De même : BGH, décision du 12.05.2015 – X ZR 43/13 – Éléments de rotor -, point 16, motifs III.1., citant également de nombreuses décisions antérieures.
4.4.4 Dans sa décision la plus récente, VusionGroup c. Hanshow (APL_ 8/2024, ORD_17447/2024) du 13 mai 2024, la Cour d'appel de la Juridiction unifiée du brevet a confirmé les directives données dans Nanostring c. 10x Genomics (UPC_CoA_335/2023, App_576355/2023) (voir 4.3.4 ci-dessus).
Dans la décision précédente (cf. point 4 d) bb) et cc) des motifs de l'ordonnance), la Cour d'appel de la Juridiction unifiée du brevet s'est référée au texte de la revendication et aux informations fournies dans la description pour interpréter les différentes caractéristiques de la revendication. La cour a retenu une interprétation de la revendication qui était étayée par les informations contenues dans la description et n'a pas accepté l'argument des titulaires du brevet fondé sur une interprétation plutôt stricte d'un passage de la description.
Dans la dernière décision, la Cour d'appel de la Juridiction unifiée du brevet a d'abord souligné que les caractéristiques d'une revendication devaient être lues en combinaison (cf. point 29 des motifs de l'ordonnance), puis s'est de nouveau fondée sur les informations issues de plusieurs passages de la description pour interpréter les trois caractéristiques pertinentes de la revendication (cf. points 30 à 32). Elle a de nouveau rejeté les arguments du titulaire et a argumenté en tenant compte du texte de la revendication et des informations contenues dans la description et l'une des figures (cf. points 33 à 36).
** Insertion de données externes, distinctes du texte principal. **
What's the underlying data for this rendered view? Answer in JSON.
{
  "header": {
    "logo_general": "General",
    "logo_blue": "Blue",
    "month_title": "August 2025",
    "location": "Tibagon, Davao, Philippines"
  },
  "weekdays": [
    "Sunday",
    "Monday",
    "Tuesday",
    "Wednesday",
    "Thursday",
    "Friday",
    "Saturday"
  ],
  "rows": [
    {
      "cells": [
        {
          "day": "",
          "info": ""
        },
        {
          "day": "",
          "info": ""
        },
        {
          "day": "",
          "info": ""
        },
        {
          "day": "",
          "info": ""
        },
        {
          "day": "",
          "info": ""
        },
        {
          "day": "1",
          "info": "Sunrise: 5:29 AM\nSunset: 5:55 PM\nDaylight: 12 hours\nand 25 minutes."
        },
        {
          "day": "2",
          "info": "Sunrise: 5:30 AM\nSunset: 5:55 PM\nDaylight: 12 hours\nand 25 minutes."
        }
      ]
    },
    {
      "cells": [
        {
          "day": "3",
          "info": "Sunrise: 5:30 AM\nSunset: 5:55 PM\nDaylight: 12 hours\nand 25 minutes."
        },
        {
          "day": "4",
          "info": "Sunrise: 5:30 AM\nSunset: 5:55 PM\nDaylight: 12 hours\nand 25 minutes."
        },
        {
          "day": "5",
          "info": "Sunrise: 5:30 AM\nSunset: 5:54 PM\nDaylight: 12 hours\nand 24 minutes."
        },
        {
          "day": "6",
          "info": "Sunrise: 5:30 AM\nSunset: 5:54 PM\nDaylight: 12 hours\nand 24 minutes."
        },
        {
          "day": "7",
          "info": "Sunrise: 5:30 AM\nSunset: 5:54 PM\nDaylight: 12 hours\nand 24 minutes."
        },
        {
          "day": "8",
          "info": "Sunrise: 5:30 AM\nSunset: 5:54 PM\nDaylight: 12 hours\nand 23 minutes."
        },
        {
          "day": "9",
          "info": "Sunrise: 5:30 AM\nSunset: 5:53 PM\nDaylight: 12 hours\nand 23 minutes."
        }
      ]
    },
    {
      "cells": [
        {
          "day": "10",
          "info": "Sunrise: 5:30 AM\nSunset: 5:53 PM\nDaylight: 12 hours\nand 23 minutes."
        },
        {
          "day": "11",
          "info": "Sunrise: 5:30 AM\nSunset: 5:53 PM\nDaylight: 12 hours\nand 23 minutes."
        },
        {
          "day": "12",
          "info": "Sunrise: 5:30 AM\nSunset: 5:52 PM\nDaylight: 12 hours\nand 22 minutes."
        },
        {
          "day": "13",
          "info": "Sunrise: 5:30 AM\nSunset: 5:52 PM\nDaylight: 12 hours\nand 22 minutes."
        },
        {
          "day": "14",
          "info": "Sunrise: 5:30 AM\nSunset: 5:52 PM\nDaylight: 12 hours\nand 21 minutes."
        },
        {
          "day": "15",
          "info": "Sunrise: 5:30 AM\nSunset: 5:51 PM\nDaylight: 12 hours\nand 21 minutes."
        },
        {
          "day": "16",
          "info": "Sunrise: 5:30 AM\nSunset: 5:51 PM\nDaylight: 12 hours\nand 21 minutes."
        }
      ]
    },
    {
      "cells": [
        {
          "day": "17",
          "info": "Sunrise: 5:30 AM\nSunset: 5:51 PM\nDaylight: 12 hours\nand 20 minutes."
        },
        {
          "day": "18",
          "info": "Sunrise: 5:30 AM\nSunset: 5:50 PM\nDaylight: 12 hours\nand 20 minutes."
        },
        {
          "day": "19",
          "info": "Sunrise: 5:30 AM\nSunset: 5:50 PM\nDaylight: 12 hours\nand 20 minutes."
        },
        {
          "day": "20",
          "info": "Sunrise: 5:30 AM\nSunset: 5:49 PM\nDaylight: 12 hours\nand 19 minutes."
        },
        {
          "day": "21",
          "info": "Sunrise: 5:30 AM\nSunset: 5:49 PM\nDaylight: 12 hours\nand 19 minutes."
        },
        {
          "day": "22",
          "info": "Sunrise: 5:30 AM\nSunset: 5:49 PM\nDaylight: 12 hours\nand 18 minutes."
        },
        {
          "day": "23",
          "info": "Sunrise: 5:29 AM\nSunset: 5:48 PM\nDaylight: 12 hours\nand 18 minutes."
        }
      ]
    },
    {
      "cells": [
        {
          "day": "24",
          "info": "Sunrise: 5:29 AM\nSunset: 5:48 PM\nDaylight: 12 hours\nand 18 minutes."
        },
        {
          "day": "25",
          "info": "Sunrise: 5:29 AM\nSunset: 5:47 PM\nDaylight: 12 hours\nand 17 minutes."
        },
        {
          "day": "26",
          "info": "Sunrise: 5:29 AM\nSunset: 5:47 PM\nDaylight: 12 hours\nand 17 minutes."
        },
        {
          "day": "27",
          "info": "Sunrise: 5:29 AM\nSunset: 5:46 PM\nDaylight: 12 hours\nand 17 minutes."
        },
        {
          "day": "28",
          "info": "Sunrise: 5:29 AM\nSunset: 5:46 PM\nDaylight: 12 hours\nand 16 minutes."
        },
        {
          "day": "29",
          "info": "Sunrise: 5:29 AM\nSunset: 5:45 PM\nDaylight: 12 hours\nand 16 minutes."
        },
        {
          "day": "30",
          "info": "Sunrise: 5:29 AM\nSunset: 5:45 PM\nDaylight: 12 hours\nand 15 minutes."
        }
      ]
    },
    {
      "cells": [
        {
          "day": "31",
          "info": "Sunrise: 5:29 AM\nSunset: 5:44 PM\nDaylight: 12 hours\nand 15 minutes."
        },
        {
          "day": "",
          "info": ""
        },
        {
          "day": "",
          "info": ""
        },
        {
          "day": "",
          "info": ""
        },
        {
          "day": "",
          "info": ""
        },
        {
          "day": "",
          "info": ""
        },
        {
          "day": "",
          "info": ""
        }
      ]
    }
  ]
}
La Cour d'appel de la Juridiction unifiée du brevet a conclu, au point 37 :
"L'interprétation de la caractéristique de revendication 8.4 donnée ci-dessus se fonde sur le texte de la revendication, lu à la lumière de la description et des dessins du point de vue d'une personne du métier sur la base de ses connaissances générales, sans tenir compte du dossier d'examen de la demande de brevet."
Aucune des deux affaires ne contenait de passage ignorant des parties de la description. Les informations contenues dans la description ont été prises en compte même si elles ne contenaient pas de définition explicite.
5. Ainsi, pour parvenir à une décision dans la présente affaire, il convient de répondre d'abord aux trois questions suivantes, afin d'assurer une application uniforme du droit et parce qu'une question de droit d'importance fondamentale se pose.
5.1 L'article 69(1), deuxième phrase CBE et l'article premier du protocole interprétatif de l'article 69 CBE doivent-ils être appliqués à l'interprétation des revendications de brevet lors de l'appréciation de la brevetabilité d'une invention en vertu des articles 52 à 57 CBE ?
5.2 La description et les figures peuvent-elles être consultées lors de l'interprétation des revendications pour apprécier la brevetabilité et, dans l'affirmative, peuvent-elles l'être en général ou seulement si la personne du métier estime qu'une revendication n'est pas claire ou est ambiguë lorsqu'elle est lue isolément ?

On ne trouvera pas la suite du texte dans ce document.